Tent – Terra Nova Laser Photon stuffed into a Granite Gear No. 1 stuff sack.
Sleeping mat – Thermarest Neolite short. A comfy, if slightly noisy, compact and lightweight mat.
Stove – Vargo Triad – titanium meths stove; 100ml of methylated spirit (enough for two days), homemade stove base and wind shield. This worked well, easily boiling the water for me to re-hydrate my Expedition Food meals.
Pan – Tibetan Titanium 550ml pan with wire handle. Capacity to hold enough water for a meal or large drink, small enough to fit nicely over the end of the tent.
Misc – Black Diamond Ion head torch, first aid kit, survival bag, waterproof trousers.
Food – Expedition Foods dehydrated meals, some flapjack bars, small bar of chocolate and some chocolate coated coffee beans. Do apricot flapjacks count towards one of your five a day?
The frame bag is lovingly stitched together by Beth from 2oz denier coated fabric, with a waterproof zip, good thread and 2in wide velcro to keep it snug within the main triangle and sealed with seam grip to keep out as much water as possible. Overall cost about £15. Weighs only 87g. This is the second version Beth has made, with a few improvements over the first version in terms of width, zip design and stitching the straps in with the main seams. The fabric, whilst light, is not likely to be as durable as a 4oz fabric, so a third version is likely to be required at some point.
In terms of somewhere to go, I’m inclined towards the area around Llyn Brianne, via Mynydd Eppynt. I’ve not ridden Doethie Valley at all this year, which is one of my favourite pieces of trail in those parts.
I could see rain clouds in every direction from the house, except for overhead and the direction I wanted to go riding, where the sky was clear and sunny. I thought:
It’ll only be a short ride, I’ll leave the rain jacket at home.
Jumping onto the Pegasus, I headed for Mynydd Illtyd, an area of common about 4 miles from Brecon with some great open singletrack and few sharp climbs to really test the legs. As I got to the common, sun still shining overhead, the view west over to Fforest Fawr was black: a wall of cloud and driving rain about two miles into the distance.
The trouble with parts of the Brecon Beacons is they have their own climate. Parts can be sunny, while others are drenched in rain, with little inbetween.
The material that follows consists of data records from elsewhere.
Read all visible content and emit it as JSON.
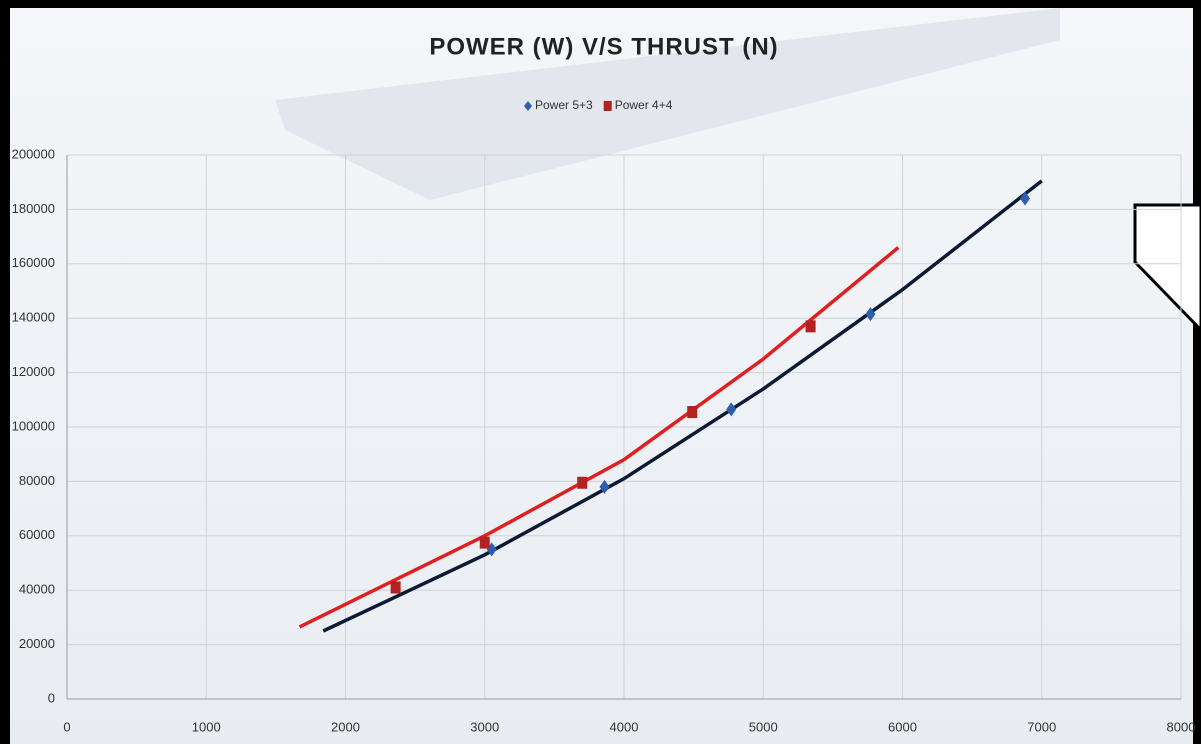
{
  "chart_data": {
    "type": "scatter",
    "title": "POWER (W) V/S THRUST (N)",
    "series": [
      {
        "name": "Power 5+3",
        "color": "#2e5fae",
        "marker": "diamond",
        "x": [
          3050,
          3860,
          4770,
          5770,
          6880
        ],
        "values": [
          55000,
          78000,
          106500,
          141500,
          184000
        ]
      },
      {
        "name": "Power 4+4",
        "color": "#b22222",
        "marker": "square",
        "x": [
          2360,
          3000,
          3700,
          4490,
          5340
        ],
        "values": [
          41000,
          57500,
          79500,
          105500,
          137000
        ]
      }
    ],
    "trendlines": [
      {
        "color": "#0d1a33",
        "x": [
          1840,
          3000,
          4000,
          5000,
          6000,
          7000
        ],
        "values": [
          25000,
          53000,
          81000,
          114000,
          150500,
          190500
        ]
      },
      {
        "color": "#e02020",
        "x": [
          1670,
          3000,
          4000,
          5000,
          5970
        ],
        "values": [
          26500,
          60000,
          88000,
          125000,
          166000
        ]
      }
    ],
    "xlim": [
      0,
      8000
    ],
    "xticks": [
      0,
      1000,
      2000,
      3000,
      4000,
      5000,
      6000,
      7000,
      8000
    ],
    "ylim": [
      0,
      200000
    ],
    "yticks": [
      0,
      20000,
      40000,
      60000,
      80000,
      100000,
      120000,
      140000,
      160000,
      180000,
      200000
    ],
    "grid": true,
    "legend": "top"
  }
}
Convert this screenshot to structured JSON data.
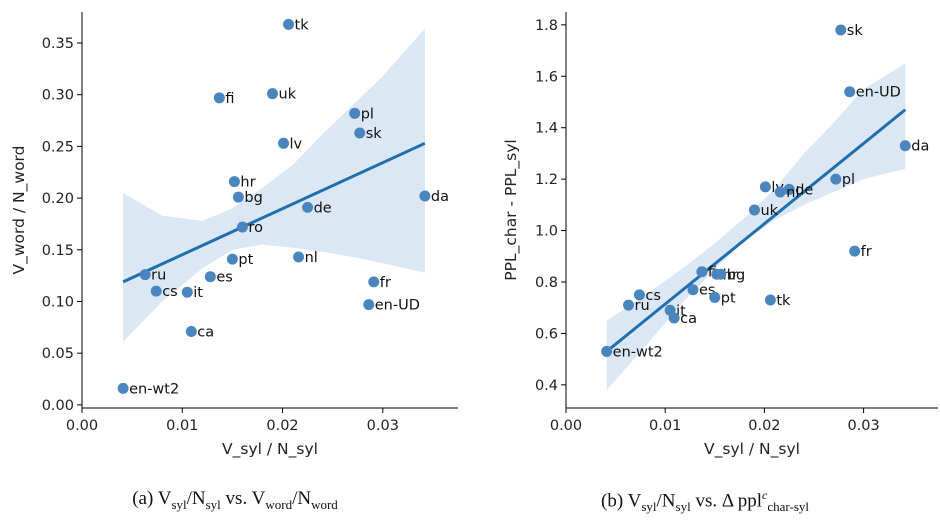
{
  "colors": {
    "point": "#4a86bd",
    "line": "#1f6fae",
    "band": "#dbe7f3"
  },
  "captions": {
    "a": {
      "label": "(a)",
      "v": "V",
      "syl": "syl",
      "slash": "/",
      "n": "N",
      "syl2": "syl",
      "vs": "vs.",
      "v2": "V",
      "word": "word",
      "slash2": "/",
      "n2": "N",
      "word2": "word"
    },
    "b": {
      "label": "(b)",
      "v": "V",
      "syl": "syl",
      "slash": "/",
      "n": "N",
      "syl2": "syl",
      "vs": "vs.",
      "delta": "Δ",
      "ppl": "ppl",
      "c": "c",
      "sub": "char-syl"
    }
  },
  "chart_data": [
    {
      "type": "scatter",
      "xlabel": "V_syl / N_syl",
      "ylabel": "V_word / N_word",
      "xlim": [
        0.0,
        0.0375
      ],
      "ylim": [
        -0.003,
        0.38
      ],
      "xticks": [
        0.0,
        0.01,
        0.02,
        0.03
      ],
      "xtick_labels": [
        "0.00",
        "0.01",
        "0.02",
        "0.03"
      ],
      "yticks": [
        0.0,
        0.05,
        0.1,
        0.15,
        0.2,
        0.25,
        0.3,
        0.35
      ],
      "ytick_labels": [
        "0.00",
        "0.05",
        "0.10",
        "0.15",
        "0.20",
        "0.25",
        "0.30",
        "0.35"
      ],
      "points": [
        {
          "label": "tk",
          "x": 0.0206,
          "y": 0.368
        },
        {
          "label": "fi",
          "x": 0.0137,
          "y": 0.297
        },
        {
          "label": "uk",
          "x": 0.019,
          "y": 0.301
        },
        {
          "label": "pl",
          "x": 0.0272,
          "y": 0.282
        },
        {
          "label": "sk",
          "x": 0.0277,
          "y": 0.263
        },
        {
          "label": "lv",
          "x": 0.0201,
          "y": 0.253
        },
        {
          "label": "hr",
          "x": 0.0152,
          "y": 0.216
        },
        {
          "label": "bg",
          "x": 0.0156,
          "y": 0.201
        },
        {
          "label": "de",
          "x": 0.0225,
          "y": 0.191
        },
        {
          "label": "da",
          "x": 0.0342,
          "y": 0.202
        },
        {
          "label": "ro",
          "x": 0.016,
          "y": 0.172
        },
        {
          "label": "pt",
          "x": 0.015,
          "y": 0.141
        },
        {
          "label": "nl",
          "x": 0.0216,
          "y": 0.143
        },
        {
          "label": "ru",
          "x": 0.0063,
          "y": 0.126
        },
        {
          "label": "es",
          "x": 0.0128,
          "y": 0.124
        },
        {
          "label": "cs",
          "x": 0.0074,
          "y": 0.11
        },
        {
          "label": "it",
          "x": 0.0105,
          "y": 0.109
        },
        {
          "label": "fr",
          "x": 0.0291,
          "y": 0.119
        },
        {
          "label": "en-UD",
          "x": 0.0286,
          "y": 0.097
        },
        {
          "label": "ca",
          "x": 0.0109,
          "y": 0.071
        },
        {
          "label": "en-wt2",
          "x": 0.0041,
          "y": 0.016
        }
      ],
      "regression": {
        "x": [
          0.0041,
          0.0342
        ],
        "y": [
          0.119,
          0.253
        ]
      },
      "band": {
        "x": [
          0.0041,
          0.008,
          0.012,
          0.015,
          0.018,
          0.021,
          0.024,
          0.027,
          0.03,
          0.0342
        ],
        "lower": [
          0.061,
          0.1,
          0.132,
          0.15,
          0.155,
          0.152,
          0.148,
          0.143,
          0.137,
          0.128
        ],
        "upper": [
          0.205,
          0.183,
          0.178,
          0.19,
          0.21,
          0.232,
          0.262,
          0.29,
          0.318,
          0.364
        ]
      }
    },
    {
      "type": "scatter",
      "xlabel": "V_syl / N_syl",
      "ylabel": "PPL_char - PPL_syl",
      "xlim": [
        0.0,
        0.0375
      ],
      "ylim": [
        0.31,
        1.85
      ],
      "xticks": [
        0.0,
        0.01,
        0.02,
        0.03
      ],
      "xtick_labels": [
        "0.00",
        "0.01",
        "0.02",
        "0.03"
      ],
      "yticks": [
        0.4,
        0.6,
        0.8,
        1.0,
        1.2,
        1.4,
        1.6,
        1.8
      ],
      "ytick_labels": [
        "0.4",
        "0.6",
        "0.8",
        "1.0",
        "1.2",
        "1.4",
        "1.6",
        "1.8"
      ],
      "points": [
        {
          "label": "sk",
          "x": 0.0277,
          "y": 1.78
        },
        {
          "label": "en-UD",
          "x": 0.0286,
          "y": 1.54
        },
        {
          "label": "da",
          "x": 0.0342,
          "y": 1.33
        },
        {
          "label": "pl",
          "x": 0.0272,
          "y": 1.2
        },
        {
          "label": "lv",
          "x": 0.0201,
          "y": 1.17
        },
        {
          "label": "de",
          "x": 0.0225,
          "y": 1.16
        },
        {
          "label": "nl",
          "x": 0.0216,
          "y": 1.15
        },
        {
          "label": "uk",
          "x": 0.019,
          "y": 1.08
        },
        {
          "label": "fr",
          "x": 0.0291,
          "y": 0.92
        },
        {
          "label": "fi",
          "x": 0.0137,
          "y": 0.84
        },
        {
          "label": "hr",
          "x": 0.0152,
          "y": 0.83
        },
        {
          "label": "bg",
          "x": 0.0156,
          "y": 0.83
        },
        {
          "label": "cs",
          "x": 0.0074,
          "y": 0.75
        },
        {
          "label": "es",
          "x": 0.0128,
          "y": 0.77
        },
        {
          "label": "pt",
          "x": 0.015,
          "y": 0.74
        },
        {
          "label": "tk",
          "x": 0.0206,
          "y": 0.73
        },
        {
          "label": "ru",
          "x": 0.0063,
          "y": 0.71
        },
        {
          "label": "it",
          "x": 0.0105,
          "y": 0.69
        },
        {
          "label": "ca",
          "x": 0.0109,
          "y": 0.66
        },
        {
          "label": "en-wt2",
          "x": 0.0041,
          "y": 0.53
        }
      ],
      "regression": {
        "x": [
          0.0041,
          0.0342
        ],
        "y": [
          0.53,
          1.47
        ]
      },
      "band": {
        "x": [
          0.0041,
          0.008,
          0.012,
          0.015,
          0.018,
          0.021,
          0.024,
          0.027,
          0.03,
          0.0342
        ],
        "lower": [
          0.38,
          0.55,
          0.73,
          0.85,
          0.96,
          1.04,
          1.1,
          1.15,
          1.2,
          1.24
        ],
        "upper": [
          0.65,
          0.75,
          0.86,
          0.95,
          1.05,
          1.16,
          1.3,
          1.42,
          1.55,
          1.65
        ]
      }
    }
  ]
}
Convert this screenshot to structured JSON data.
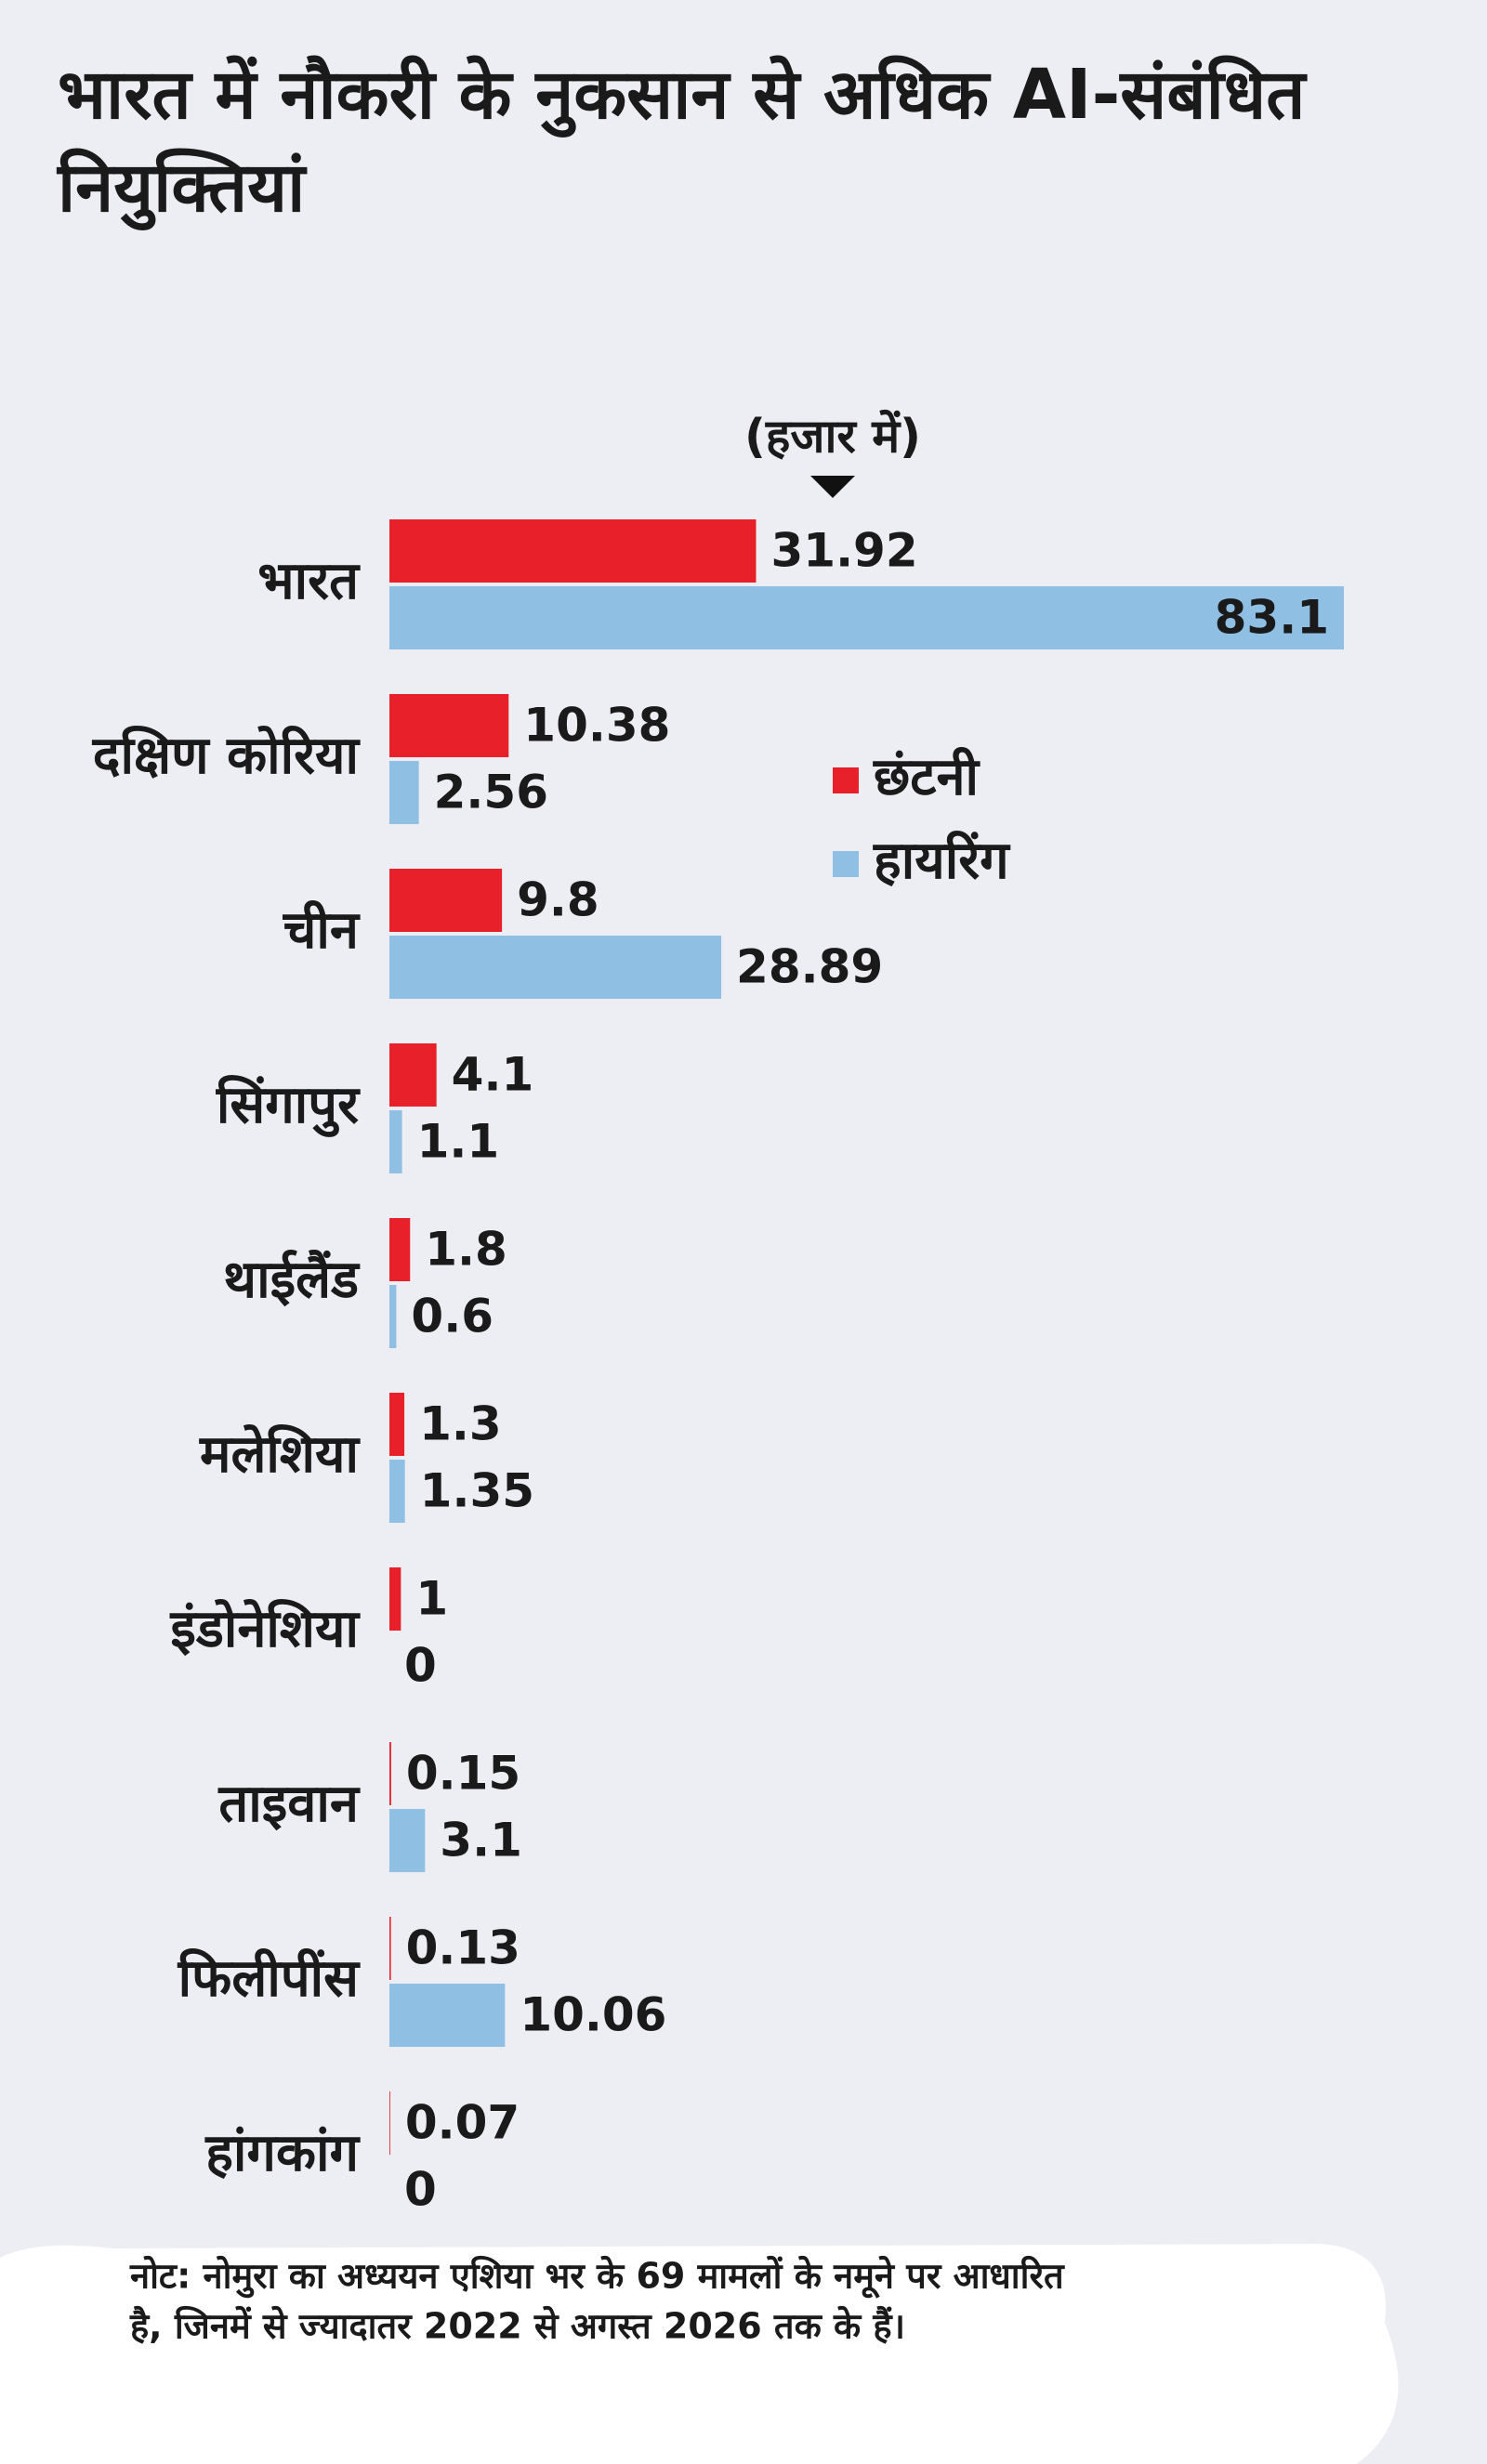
{
  "chart_data": {
    "type": "bar",
    "orientation": "horizontal",
    "title": "भारत में नौकरी के नुकसान से अधिक AI-संबंधित नियुक्तियां",
    "unit_label": "(हजार में)",
    "categories": [
      "भारत",
      "दक्षिण कोरिया",
      "चीन",
      "सिंगापुर",
      "थाईलैंड",
      "मलेशिया",
      "इंडोनेशिया",
      "ताइवान",
      "फिलीपींस",
      "हांगकांग"
    ],
    "series": [
      {
        "name": "छंटनी",
        "color": "#e8202a",
        "values": [
          31.92,
          10.38,
          9.8,
          4.1,
          1.8,
          1.3,
          1,
          0.15,
          0.13,
          0.07
        ]
      },
      {
        "name": "हायरिंग",
        "color": "#8fc0e3",
        "values": [
          83.1,
          2.56,
          28.89,
          1.1,
          0.6,
          1.35,
          0,
          3.1,
          10.06,
          0
        ]
      }
    ],
    "note": [
      "नोट: नोमुरा का अध्ययन एशिया भर के 69 मामलों के नमूने पर आधारित",
      "है, जिनमें से ज्यादातर 2022 से अगस्त 2026 तक के हैं।"
    ]
  }
}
Keeping the right side of the weather boundary is a mix of good judgement and sheer luck.
You’ve got to ask yourself one question: ‘Do I feel lucky?’ Well, do ya punk?
I pressed on towards the rain with increased urgency. Just as I approached my return point, the wind on my face was laced with fine rain. I peeled off the main track and kicked the pedals hard along a gradually climbing grassy singletrack path. Even after I turned my back to the wind and could no longer see the black ominous clouds behind me, the race is on to finish the ride and not get wet.
Finding a level of strength and determination that has evaded me lately, I hammered round the rest of the loop at a blistering pace. The steep climbs were all dispatched with maximum commitment, and just as I rounded the top of the last climb, I decided on a small detour to a trig-point. It was a bit further and steeper than I expected. With legs burning, lungs bursting, heart pounding and with the sun still shining I got to the top of the trig point to stand victorious and dry in front of black clouds and distant rain. In nearly every direction I could see rain falling, yet overhead the sun still shone.
I don’t think the ride would have been half as exciting if I’d actually taken my rain jacket.